Friday, June 24, 2011

6/24/2011 - Sex and the City. . .

Shortly after I graduated college, while I indulged in a life of leisure, living in my own apartment with a boyfriend down the street and a restaurant job that allowed me to go home every night with cash in my pocket, I quickly established routines for myself that gave my otherwise static life some direction.  I set a strict(ish) gym routine, took singing lessons, made myself a regular at a downtown piano bar, all to offet the lack of momentum I felt at the time.

I also discovered Sex and the City on DVD.  Every Tuesday, my day off from work and classes, I would go to the gym late in the morning, pick up takeout from Chili's on my way home, and then binge on chicken tacos and vicarious trysts for the rest of the afternoon.  Often, in order to pace myself so I don't blow through an entire season in one day, I would rewatch certain episodes, relaugh at my favorite scenes, and reconsider my identity: Am I Charlotte, the starry-eyed optimist?  Miranda, the hard-shelled realist?  Or Samantha??

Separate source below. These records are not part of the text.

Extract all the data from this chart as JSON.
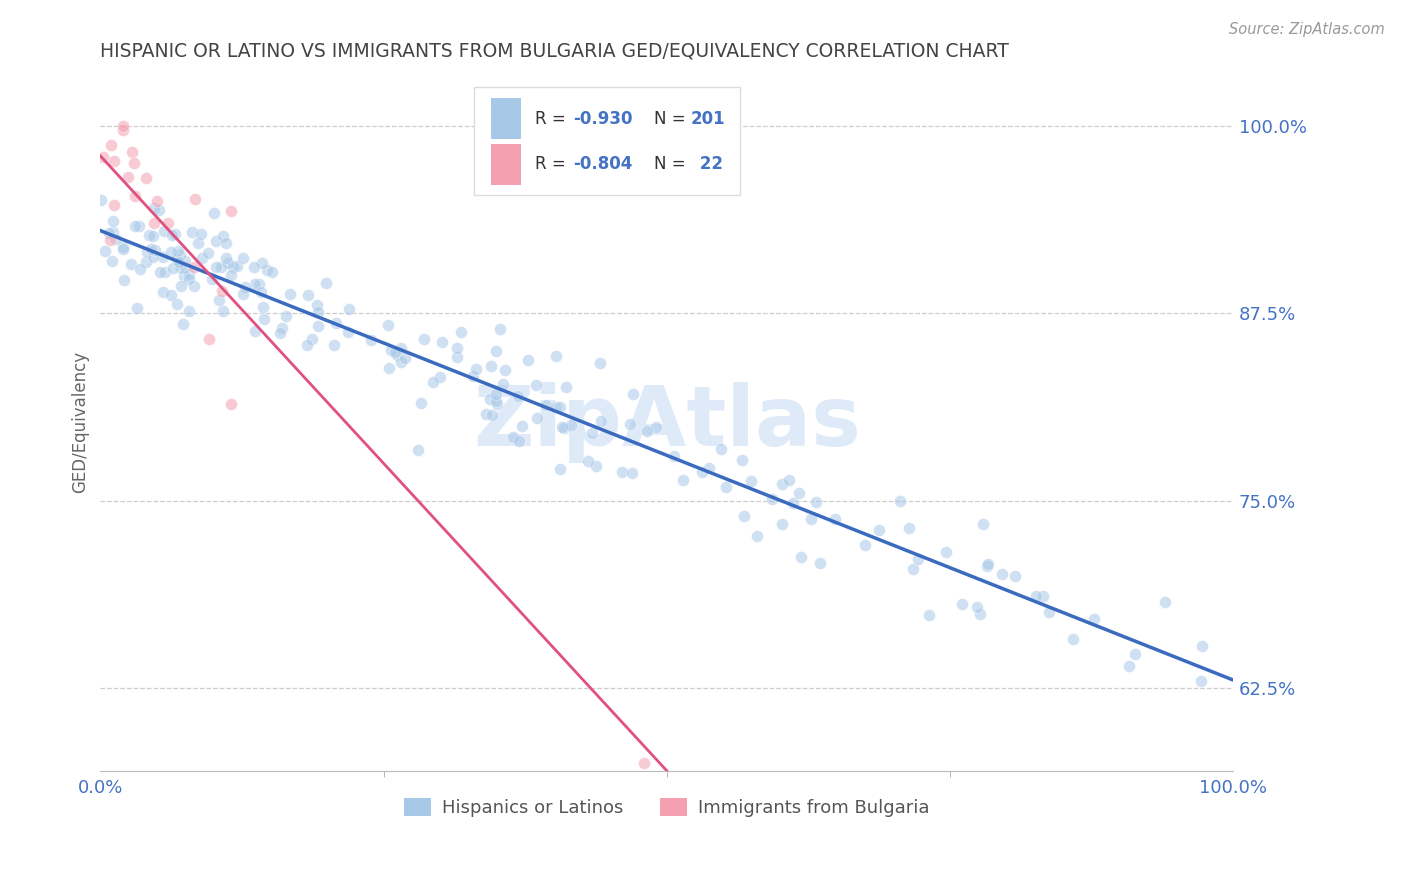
{
  "title": "HISPANIC OR LATINO VS IMMIGRANTS FROM BULGARIA GED/EQUIVALENCY CORRELATION CHART",
  "source_text": "Source: ZipAtlas.com",
  "ylabel": "GED/Equivalency",
  "legend_label1": "Hispanics or Latinos",
  "legend_label2": "Immigrants from Bulgaria",
  "blue_color": "#a8c8e8",
  "blue_line_color": "#3a6bbf",
  "pink_color": "#f4a0b0",
  "pink_line_color": "#e05080",
  "background_color": "#ffffff",
  "grid_color": "#cccccc",
  "title_color": "#444444",
  "axis_label_color": "#4472c4",
  "watermark_color": "#dce8f8",
  "scatter_alpha": 0.55,
  "scatter_size": 75,
  "xlim": [
    0.0,
    1.0
  ],
  "ylim": [
    0.57,
    1.035
  ],
  "y_tick_values": [
    0.625,
    0.75,
    0.875,
    1.0
  ],
  "y_tick_labels": [
    "62.5%",
    "75.0%",
    "87.5%",
    "100.0%"
  ],
  "x_tick_labels": [
    "0.0%",
    "100.0%"
  ],
  "blue_intercept": 0.93,
  "blue_slope": -0.295,
  "pink_intercept": 0.98,
  "pink_slope": -0.82
}
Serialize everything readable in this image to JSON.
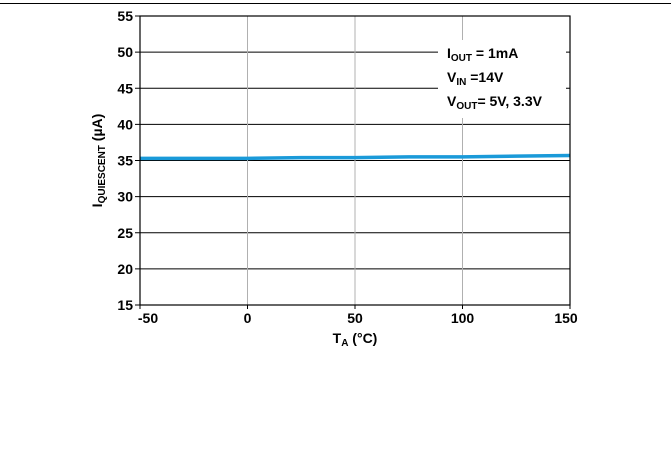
{
  "chart_data": {
    "type": "line",
    "x": [
      -50,
      -25,
      0,
      25,
      50,
      75,
      100,
      125,
      150
    ],
    "series": [
      {
        "values": [
          35.3,
          35.3,
          35.3,
          35.4,
          35.4,
          35.5,
          35.5,
          35.6,
          35.7
        ]
      }
    ],
    "xlabel_main": "T",
    "xlabel_sub": "A",
    "xlabel_unit": " (°C)",
    "ylabel_main": "I",
    "ylabel_sub": "QUIESCENT",
    "ylabel_unit": " (µA)",
    "xlim": [
      -50,
      150
    ],
    "ylim": [
      15,
      55
    ],
    "xticks": [
      -50,
      0,
      50,
      100,
      150
    ],
    "yticks": [
      15,
      20,
      25,
      30,
      35,
      40,
      45,
      50,
      55
    ],
    "vertical_grid": true,
    "horizontal_grid": true,
    "series_color": "#1a9ad9",
    "annotations": [
      {
        "main": "I",
        "sub": "OUT",
        "rest": " = 1mA"
      },
      {
        "main": "V",
        "sub": "IN",
        "rest": " =14V"
      },
      {
        "main": "V",
        "sub": "OUT",
        "rest": "= 5V, 3.3V"
      }
    ]
  }
}
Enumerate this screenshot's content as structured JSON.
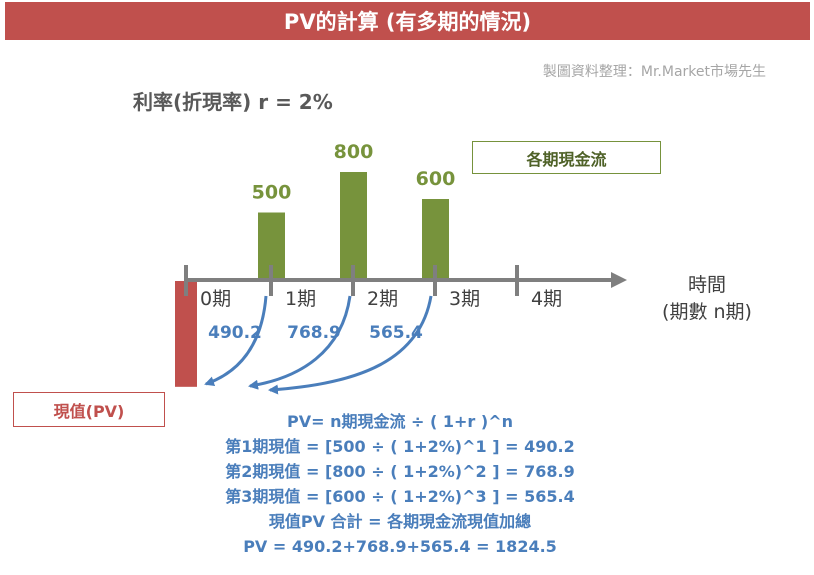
{
  "title": "PV的計算 (有多期的情況)",
  "credit": "製圖資料整理：Mr.Market市場先生",
  "rate_label": "利率(折現率) r = 2%",
  "legend_label": "各期現金流",
  "pv_label": "現值(PV)",
  "time_axis_label": [
    "時間",
    "(期數 n期)"
  ],
  "colors": {
    "title_bg": "#c0504d",
    "cashflow_bar": "#77933c",
    "pv_bar": "#c0504d",
    "arrow": "#4a7ebb",
    "axis": "#7f7f7f"
  },
  "chart_data": {
    "type": "bar",
    "categories": [
      "0期",
      "1期",
      "2期",
      "3期",
      "4期"
    ],
    "cash_flows": [
      null,
      500,
      800,
      600,
      null
    ],
    "cash_flow_labels": [
      "",
      "500",
      "800",
      "600",
      ""
    ],
    "present_values": [
      null,
      490.2,
      768.9,
      565.4,
      null
    ],
    "present_value_labels": [
      "",
      "490.2",
      "768.9",
      "565.4",
      ""
    ],
    "pv_total": 1824.5
  },
  "formulas": [
    "PV=  n期現金流  ÷ ( 1+r )^n",
    "第1期現值 = [500 ÷ ( 1+2%)^1 ] = 490.2",
    "第2期現值 = [800 ÷ ( 1+2%)^2 ] = 768.9",
    "第3期現值 = [600 ÷ ( 1+2%)^3 ] = 565.4",
    "現值PV 合計 = 各期現金流現值加總",
    "PV = 490.2+768.9+565.4 = 1824.5"
  ]
}
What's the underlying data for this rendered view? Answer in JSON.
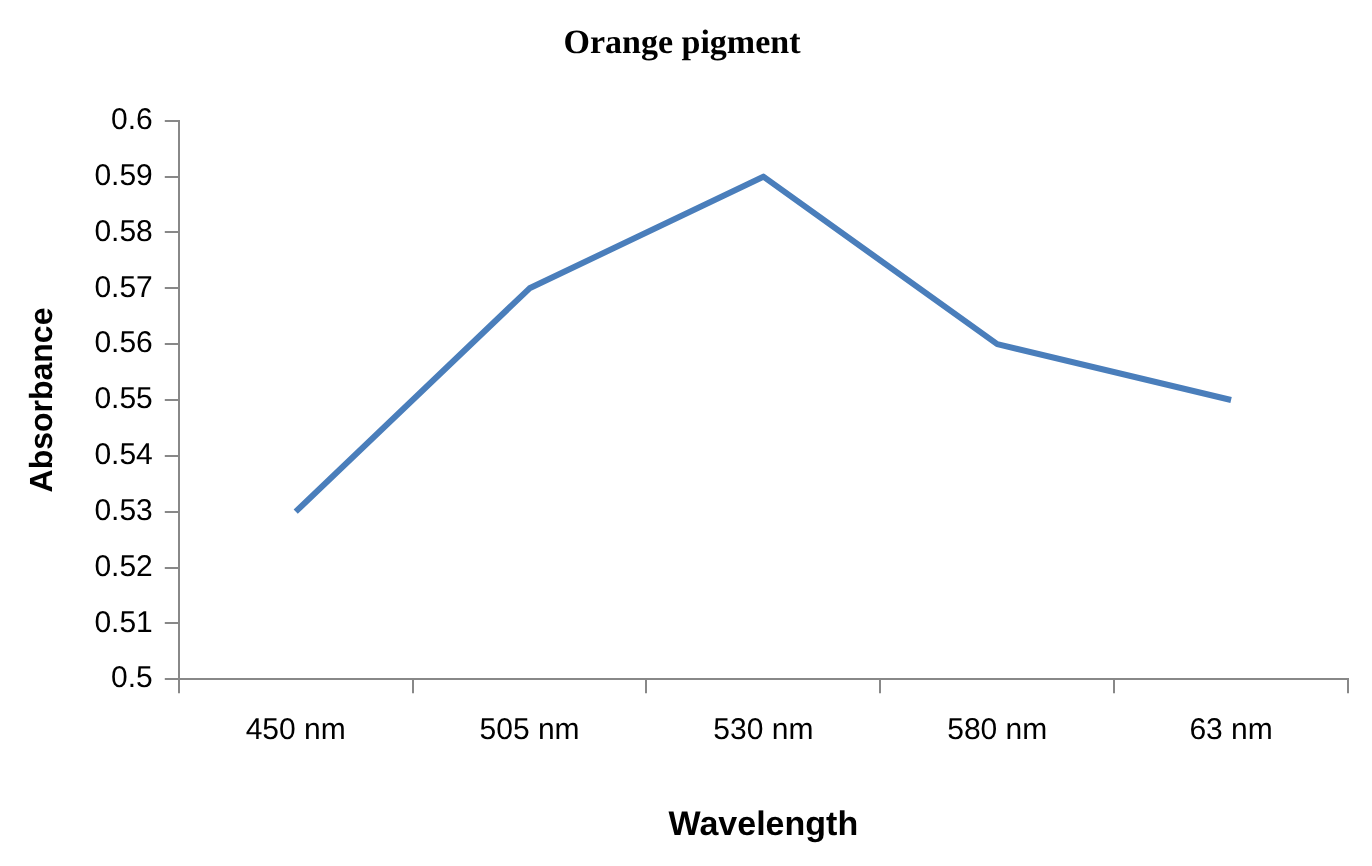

But of course, no matter how I shuffled the characters, how I viewed their traits, I would always have the same answer.  I was Carrie.  Of course I was Carrie.  I've dated the same men, asked the same questions of myself, cried over the same relationships.

Only later did I fully realize that everyone thinks they are Carrie simply because she is the embodiment of all the characters, designed to be that way and thus the most relatable.  Nobody is always optimistic, always emotionally distant, always sleeping with the hottest and most eligible bachelors within a certain zip code, but we all can be at some point (with any luck).  Carrie is the most well-rounded, the closest thing to a mirror that the show has to hold up to us; she is our sherpa, guiding us through what can be an uphill climb on our way to relationship bliss.

The show worked best when it was a love letter to singlehood, to all the people in the world searching for love.  And though I grew further apart from the girls of Sex and the City as time went on (didn't even bother to watch the second movie, and I wasn't a fan of the first), and I stopped thinking of myself in terms of "which one am I?" (even though I am clearly Miranda), I still felt a faint pang of nostalgia when I stumble upon it on TV, as Sam and I did last night. 

Though Sam swears that all he hears on the show is a bunch of women squawking at each other, he still managed to sit through two and a half episodes, even making insightful commentary along the way.  I have often joked that if Sam were a Sex and the City character, he would be a "single-episode boyfriend," doomed to stand in for an old and familiar archetype of a person we all have met, loved, and lost at some point in our lives.

After all, he does not talk about love, nor does he take the time to really ponder the nature of it in his spare time.  He boils his relationships down until all nuance has evaporated, and all that is left is "Do I like this person?"  "Does he like me?"  "Do I want to spend more time together than I do with anyone else?"  "And does he?"

So truthfully, a TV show from his perspective would probably only last one episode anyway; what more is there, really, after all of his questions are answered?

Who knew he could be so insightful after all?